More integrated innovation was called out in the dev tools - he cited ASP.NET 2.0's capacity for SQL Caching; the integration of the CLR into SQL Server 2005; BizTalk for architectural integration, and Team System's ability to move Visual Studio from a developer focus to a development focus.

The most engaging demo of the developer piece was a demo of an early release of Microsoft's RFID technology.  All of us thousands of attendees had been given an RFID tag that anonymously tracked our movement through the TechEd convention centre.  Our movements were being logged in real-time into SQL Server 2005 database.  SQL Server 2005 Service Broker was being used to trigger a stored procedure written in Visual Basic.NET (thus demonstrating CLR integration).  The procedure would indicate when a particular tag (allegedly worn by the wayward developer from the theatrical shenanigans) entered into the room.  As we watched, the gentleman doing the demo updated a Smart Client (WinForms) application which visualized our movements, and deployed the changed version using ClickOnce, the new deployment and updating technology in Visual Studio 2005.

Lees talked about business intelligence, and the SQL Server Integrate, Analyse, Report paradigm.  The #1 requested tool for SQL Server was a Report Builder that would allow Information Workers (read: non-geeks) to build custom reports without having to call the IT guy, which SQL Server 2005's Reporting Services delivers.  Lees also really drive home the point with two impressive SQL Server competitive metrics: its lead in unit share, but lags in cost.  This moved quite cleverly (complete with a laugh and applause) into a discussing of migration assistance from Oracle to SQL.

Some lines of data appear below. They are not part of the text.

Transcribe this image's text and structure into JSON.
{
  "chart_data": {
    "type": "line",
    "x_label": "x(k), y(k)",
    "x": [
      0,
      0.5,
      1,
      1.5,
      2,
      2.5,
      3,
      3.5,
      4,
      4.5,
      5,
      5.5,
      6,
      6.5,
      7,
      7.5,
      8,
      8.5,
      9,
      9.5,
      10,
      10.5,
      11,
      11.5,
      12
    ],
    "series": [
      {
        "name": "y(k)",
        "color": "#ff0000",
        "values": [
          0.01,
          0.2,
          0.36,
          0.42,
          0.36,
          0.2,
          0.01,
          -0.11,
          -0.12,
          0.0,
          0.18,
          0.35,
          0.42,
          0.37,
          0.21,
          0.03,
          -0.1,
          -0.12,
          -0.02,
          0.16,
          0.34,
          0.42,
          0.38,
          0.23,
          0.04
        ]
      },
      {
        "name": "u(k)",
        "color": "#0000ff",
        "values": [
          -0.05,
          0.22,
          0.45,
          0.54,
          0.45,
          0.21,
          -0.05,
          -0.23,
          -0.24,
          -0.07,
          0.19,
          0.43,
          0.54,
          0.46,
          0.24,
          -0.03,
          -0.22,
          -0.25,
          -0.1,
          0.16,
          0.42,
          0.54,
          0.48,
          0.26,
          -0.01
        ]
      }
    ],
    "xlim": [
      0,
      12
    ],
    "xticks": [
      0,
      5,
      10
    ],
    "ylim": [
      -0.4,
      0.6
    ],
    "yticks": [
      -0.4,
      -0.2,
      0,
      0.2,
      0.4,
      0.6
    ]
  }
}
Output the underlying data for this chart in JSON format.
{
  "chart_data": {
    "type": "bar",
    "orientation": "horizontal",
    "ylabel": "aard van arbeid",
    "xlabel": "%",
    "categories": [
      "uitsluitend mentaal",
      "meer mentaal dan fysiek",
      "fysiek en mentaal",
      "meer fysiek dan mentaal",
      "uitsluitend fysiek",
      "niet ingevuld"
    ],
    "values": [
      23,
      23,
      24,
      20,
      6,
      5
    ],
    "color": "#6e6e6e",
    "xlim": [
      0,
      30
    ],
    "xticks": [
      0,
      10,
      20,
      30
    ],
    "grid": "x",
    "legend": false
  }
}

The Information Worker component of the talk focused on some of the manifestations of the Trustworthy Computing initiative, and included some new stats I haven't heard before - such as the 3/4 of a million IT Pros that have been trained by Microsoft on security best practices, using webcasts, prescriptive guidance, events like this, and so on.  Moving forward, one unifying initiative is Windows Update, which provides one infrastructure for updating across the platform.  Microsoft Baseline Security Analyser 2.0 was just released (and I just finished using Remote Desktop to run it against my own home server!).  Windows Server Update Services, MOM and SMS2003 round out the updating tools, and the overall result of all this is a significant reduction in cost and time to patch Microsoft systems, both compared to their previous incarnations, and their current competitors.

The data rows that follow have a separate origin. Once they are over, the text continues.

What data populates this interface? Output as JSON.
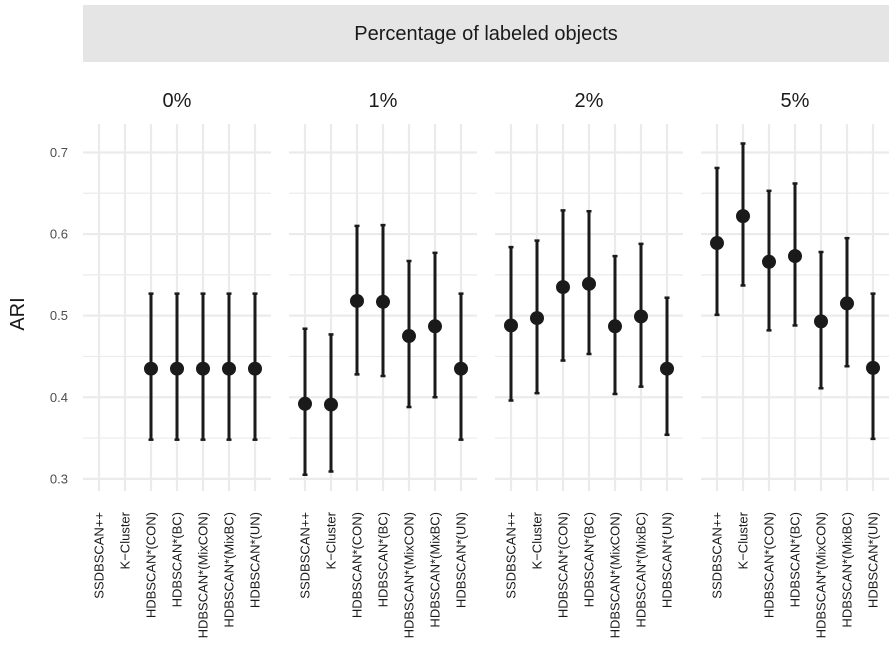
{
  "chart_data": {
    "type": "errorbar",
    "strip_title": "Percentage of labeled objects",
    "ylabel": "ARI",
    "xlabel": "",
    "ylim": [
      0.29,
      0.73
    ],
    "yticks": [
      "0.3",
      "0.4",
      "0.5",
      "0.6",
      "0.7"
    ],
    "ytick_values": [
      0.3,
      0.4,
      0.5,
      0.6,
      0.7
    ],
    "categories": [
      "SSDBSCAN++",
      "K−Cluster",
      "HDBSCAN*(CON)",
      "HDBSCAN*(BC)",
      "HDBSCAN*(MixCON)",
      "HDBSCAN*(MixBC)",
      "HDBSCAN*(UN)"
    ],
    "grid": true,
    "panels": [
      {
        "title": "0%",
        "points": [
          null,
          null,
          {
            "y": 0.435,
            "lo": 0.348,
            "hi": 0.527
          },
          {
            "y": 0.435,
            "lo": 0.348,
            "hi": 0.527
          },
          {
            "y": 0.435,
            "lo": 0.348,
            "hi": 0.527
          },
          {
            "y": 0.435,
            "lo": 0.348,
            "hi": 0.527
          },
          {
            "y": 0.435,
            "lo": 0.348,
            "hi": 0.527
          }
        ]
      },
      {
        "title": "1%",
        "points": [
          {
            "y": 0.392,
            "lo": 0.305,
            "hi": 0.484
          },
          {
            "y": 0.391,
            "lo": 0.309,
            "hi": 0.477
          },
          {
            "y": 0.518,
            "lo": 0.428,
            "hi": 0.61
          },
          {
            "y": 0.517,
            "lo": 0.426,
            "hi": 0.611
          },
          {
            "y": 0.475,
            "lo": 0.388,
            "hi": 0.567
          },
          {
            "y": 0.487,
            "lo": 0.4,
            "hi": 0.577
          },
          {
            "y": 0.435,
            "lo": 0.348,
            "hi": 0.527
          }
        ]
      },
      {
        "title": "2%",
        "points": [
          {
            "y": 0.488,
            "lo": 0.396,
            "hi": 0.584
          },
          {
            "y": 0.497,
            "lo": 0.405,
            "hi": 0.592
          },
          {
            "y": 0.535,
            "lo": 0.445,
            "hi": 0.629
          },
          {
            "y": 0.539,
            "lo": 0.453,
            "hi": 0.628
          },
          {
            "y": 0.487,
            "lo": 0.404,
            "hi": 0.573
          },
          {
            "y": 0.499,
            "lo": 0.413,
            "hi": 0.588
          },
          {
            "y": 0.435,
            "lo": 0.354,
            "hi": 0.522
          }
        ]
      },
      {
        "title": "5%",
        "points": [
          {
            "y": 0.589,
            "lo": 0.501,
            "hi": 0.681
          },
          {
            "y": 0.622,
            "lo": 0.537,
            "hi": 0.711
          },
          {
            "y": 0.566,
            "lo": 0.482,
            "hi": 0.653
          },
          {
            "y": 0.573,
            "lo": 0.488,
            "hi": 0.662
          },
          {
            "y": 0.493,
            "lo": 0.411,
            "hi": 0.578
          },
          {
            "y": 0.515,
            "lo": 0.438,
            "hi": 0.595
          },
          {
            "y": 0.436,
            "lo": 0.349,
            "hi": 0.527
          }
        ]
      }
    ],
    "colors": {
      "strip_bg": "#e5e5e5",
      "grid": "#ebebeb",
      "mark": "#1a1a1a"
    }
  }
}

The final focus of the keynote was Microsoft's Security Innovation Commitment, and included a demo of Sybori, a layered, server-level defense against virii, which scans all in-bound traffic to a network using multiple engines.  The final demo also included a look at ISA2004 and Windows Mobile 5 security.  A server pushed out a device-level policy onto a mobile phone, which, when stolen, would allow only an attacker a few attempts to log into the device with failed passwords before it automatically wiped the contents of the device.

[Disclaimer: I am writing these pieces at warp-speed while trying to absorb the content and do all the other things one does when at a conference! So I'll do my very best to keep these accurate, but please cut me slack if I come back to clean up these entries, and to add links, as time permits.]